If you have an existing application protection policy, you can use the same policy and assign it to the user. Or, you can use the following steps to create a new app protection policy.

You can read more about this procedure in Microsoft documentation.

1

Sign in to Microsoft Endpoint Manager Admin Center.

2

In the left pane, select Apps and click App protection Policies.

3

Select Create policy and choose Android or iOS.

4

Enter a name for the protection policy and click Next.

5

Select the target device type: Managed or Unmanaged.

6

Click Select public apps, enter Webex for Intune or Webex Meetings in the search field, depending on the services you want to host on the mobile device.

7

Select an appropriate option and click Next.

8

For Data protection, choose the restrictions as referenced below.

9

(Optional) To create exemptions to the policy Select apps to exempt.

Use this option if you need to configure exemptions for Webex applications. You can choose which unmanaged apps can transfer data to and from managed apps. For unmanaged Webex applications, use the following strings for the Value field on your policy's exemption list:
  • Webex App for iOS/iPadOS: create a data transfer exception for the URL protocol webex. The webexteams protocol may also work for backwards compatibility.
  • Webex App for Android: add a data transfer exception for the app package name com.cisco.wx2.android
  • Webex App for Android (Intune version): add a data transfer exception for the app package name com.cisco.wx2.android.msintune
  • Webex Meetings for Android: add a data transfer exception for the app package name com.cisco.webex.meetings
10

After configuring the settings click Next.

11

For Access requirements, configure a PIN and credential requirements.

12

For Conditional launch, click Next.

13

For Assignments, assign the policy to a Webex user group and then click Next.

14

Review the settings you have entered and then click Create.

1

Sign in to Microsoft Endpoint Manager Admin Center.

2

In the left pane, select Apps and click App Protection Policies.

3

select the App Protection Policy and verify the users are checked in and the policy is applied.

1

Users are prompted to request access when they sign in to Webex for the first time.

2

Administrators can grant permission for users to access the app from the Azure Enterprise App.
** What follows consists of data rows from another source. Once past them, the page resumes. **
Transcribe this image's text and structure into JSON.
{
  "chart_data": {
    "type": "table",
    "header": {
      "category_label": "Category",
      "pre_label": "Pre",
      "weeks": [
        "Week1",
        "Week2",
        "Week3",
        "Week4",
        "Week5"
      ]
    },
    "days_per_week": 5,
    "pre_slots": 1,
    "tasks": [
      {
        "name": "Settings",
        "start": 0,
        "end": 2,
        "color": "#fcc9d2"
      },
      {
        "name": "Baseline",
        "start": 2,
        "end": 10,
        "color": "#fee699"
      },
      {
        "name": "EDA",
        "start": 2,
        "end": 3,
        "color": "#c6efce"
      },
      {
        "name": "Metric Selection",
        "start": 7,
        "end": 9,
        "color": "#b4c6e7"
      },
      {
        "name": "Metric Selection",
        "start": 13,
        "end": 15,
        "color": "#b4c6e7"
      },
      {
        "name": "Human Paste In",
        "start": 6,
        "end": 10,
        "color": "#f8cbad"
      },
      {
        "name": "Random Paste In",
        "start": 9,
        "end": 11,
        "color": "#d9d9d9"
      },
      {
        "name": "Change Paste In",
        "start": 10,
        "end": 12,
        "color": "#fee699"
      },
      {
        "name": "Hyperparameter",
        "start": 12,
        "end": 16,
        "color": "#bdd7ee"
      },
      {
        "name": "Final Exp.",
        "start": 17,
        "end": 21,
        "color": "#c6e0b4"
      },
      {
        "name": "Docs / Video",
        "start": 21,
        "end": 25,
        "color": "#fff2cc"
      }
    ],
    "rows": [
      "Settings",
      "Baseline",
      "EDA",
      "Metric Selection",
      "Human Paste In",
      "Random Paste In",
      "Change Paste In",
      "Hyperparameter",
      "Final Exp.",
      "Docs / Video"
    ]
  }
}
Microsoft Intune supports the following policies with Webex for Intune on managed devices:

  • Passcode/TouchID—Allow users to set up a Passcode or TouchID. The user is prompted to enter a passcode when they launch the Webex app from a mobile device.

  • Maximum PIN attempts—Define the maximum number of times a user can enter an incorrect PIN.

  • Managed Open-In/Document Sharing—Allow sharing of documents from Webex for Intune to other policy-managed apps.

  • Prevent App Backup—Prevent users from saving Webex data to Android back-up service or iCloud for iOS.

  • Disable Screen Capture—Block screen capture and Google assistant capabilities. For iOS devices, use the iOS restrictions option in Intune.

  • Remotely Wipe App—Allow administrators to remotely wipe Webex for Intune from a mobile device.

  • Disable Copy and Paste—Prevent users from using copy and paste between Webex for Intune and other apps. However, you can allow copy and paste with other corporate policy-managed applications.

  • Disable Save Copies of Org Data—Block users from saving Webex for Intune data on local devices. Administrators can select services, such as OneDrive or SharePoint, to store Webex for Intune data.

  • Unlocked devices—Restrict users from running Webex for Intune on devices which have been unlocked (Jailbroken or rooted), to gain administrative or root access controls.

  • Minimum App version—Define the minimum version required for Webex for Intune to run on mobile devices.